Comparing Knowledge Sources for Open-Domain Scientific Claim Verification (2402.02844v1)

Abstract: The increasing rate at which scientific knowledge is discovered and health claims shared online has highlighted the importance of developing efficient fact-checking systems for scientific claims. The usual setting for this task in the literature assumes that the documents containing the evidence for claims are already provided and annotated or contained in a limited corpus. This renders the systems unrealistic for real-world settings where knowledge sources with potentially millions of documents need to be queried to find relevant evidence. In this paper, we perform an array of experiments to test the performance of open-domain claim verification systems. We test the final verdict prediction of systems on four datasets of biomedical and health claims in different settings. While keeping the pipeline's evidence selection and verdict prediction parts constant, document retrieval is performed over three common knowledge sources (PubMed, Wikipedia, Google) and using two different information retrieval techniques. We show that PubMed works better with specialized biomedical claims, while Wikipedia is more suited for everyday health concerns. Likewise, BM25 excels in retrieval precision, while semantic search in recall of relevant evidence. We discuss the results, outline frequent retrieval patterns and challenges, and provide promising future directions.

Introduction

The proliferation of accessible online information, particularly in science and health domains, has necessitated the development of efficient fact-checking systems for scientific claims. Unlike typical setups that assume pre-identified documents containing evidence or those that operate on a confined collection of documents, the presented paper explores automated claim verification in a realistic open-domain context.

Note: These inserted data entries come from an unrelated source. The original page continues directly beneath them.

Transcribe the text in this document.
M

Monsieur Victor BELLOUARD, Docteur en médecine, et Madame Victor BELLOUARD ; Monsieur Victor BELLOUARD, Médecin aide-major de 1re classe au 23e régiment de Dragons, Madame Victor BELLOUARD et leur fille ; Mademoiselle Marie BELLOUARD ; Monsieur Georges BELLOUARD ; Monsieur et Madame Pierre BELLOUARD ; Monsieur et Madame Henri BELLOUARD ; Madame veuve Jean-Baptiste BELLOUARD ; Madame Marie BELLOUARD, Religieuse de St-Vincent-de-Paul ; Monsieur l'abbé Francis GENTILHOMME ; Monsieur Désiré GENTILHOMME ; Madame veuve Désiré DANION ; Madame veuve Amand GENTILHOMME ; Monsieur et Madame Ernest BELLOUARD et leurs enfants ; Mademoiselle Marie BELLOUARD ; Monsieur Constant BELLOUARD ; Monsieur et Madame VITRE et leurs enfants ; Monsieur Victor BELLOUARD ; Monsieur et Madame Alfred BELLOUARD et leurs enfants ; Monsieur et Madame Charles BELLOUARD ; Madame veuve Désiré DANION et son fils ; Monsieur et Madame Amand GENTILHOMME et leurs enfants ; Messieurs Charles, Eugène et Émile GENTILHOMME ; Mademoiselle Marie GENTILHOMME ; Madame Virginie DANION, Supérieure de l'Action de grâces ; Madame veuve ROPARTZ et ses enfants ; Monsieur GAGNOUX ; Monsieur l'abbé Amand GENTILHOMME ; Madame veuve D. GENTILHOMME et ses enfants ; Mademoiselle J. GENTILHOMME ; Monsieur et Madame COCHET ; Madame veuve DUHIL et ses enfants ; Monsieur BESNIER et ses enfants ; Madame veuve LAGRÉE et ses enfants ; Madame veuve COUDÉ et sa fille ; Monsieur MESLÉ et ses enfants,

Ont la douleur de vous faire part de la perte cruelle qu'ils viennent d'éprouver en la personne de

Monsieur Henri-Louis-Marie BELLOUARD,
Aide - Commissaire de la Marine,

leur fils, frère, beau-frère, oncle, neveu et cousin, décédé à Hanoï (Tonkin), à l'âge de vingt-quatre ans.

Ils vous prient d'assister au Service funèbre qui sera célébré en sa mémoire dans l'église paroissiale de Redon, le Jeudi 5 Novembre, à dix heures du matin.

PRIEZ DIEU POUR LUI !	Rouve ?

This evaluation pioneers a broader and more practical approach towards the verification process by testing performance against significantly larger knowledge bases.

Experiment Design

The paper maintains a steady pipeline for evidence sentence selection and verdict prediction, while varying the knowledge sources and the document retrieval methods utilized. PubMed, Wikipedia, and Google are employed as vast repositories of information, and their effectiveness in evidence retrieval is gauged through two distinct methods: BM25 and semantic search using embeddings from BioSimCSE. The researchers root their evaluation in the eventual verdict prediction scores, leveraging four distinct datasets of biomedical and health claims, each with pre-determined veracity labels by domain experts.

Results and Analysis

From the experiments, Wikipedia and semantic search methods typically offer superior recall, showcasing these tools' ability to identify relevant evidence over a wide array of documents. In contrast, BM25 displays higher precision, indicating its capacity to find exact matches without being over-inclusive, although this comes at the expense of a broader coverage. The findings are nuanced when it comes to different types of claims and sources; Wikipedia is favored for popular health claims, while PubMed supports specialized medical inquiries more effectively. When "the whole web" is queried through Google, the results suggest an impressive performance, but nuances within the results, like higher scores on datasets with claims drawn directly from PubMed, outline the caveat of data leakage and the limitations of snippet-based evidence.

Conclusion and Future Work

The research substantiates the potential and challenges of open-domain scientific claim verification systems. Findings suggest that both PubMed and Wikipedia can serve as competent knowledge sources, with differences emerging based on the claim's nature. Dense retrieval methods are generally more effective than sparse ones, though each has particular scenarios where they may excel. The thorough exploration invites future work into areas including modeling disagreement, assessing evidence quality, and integrating retrieval-augmented generation strategies with LLMs to better support fact-checking. While the paper paves the way for robust AI-driven fact-checking, the authors duly point out the real-world applicability limitations and the ethical considerations when addressing sensitive health and medical misinformation.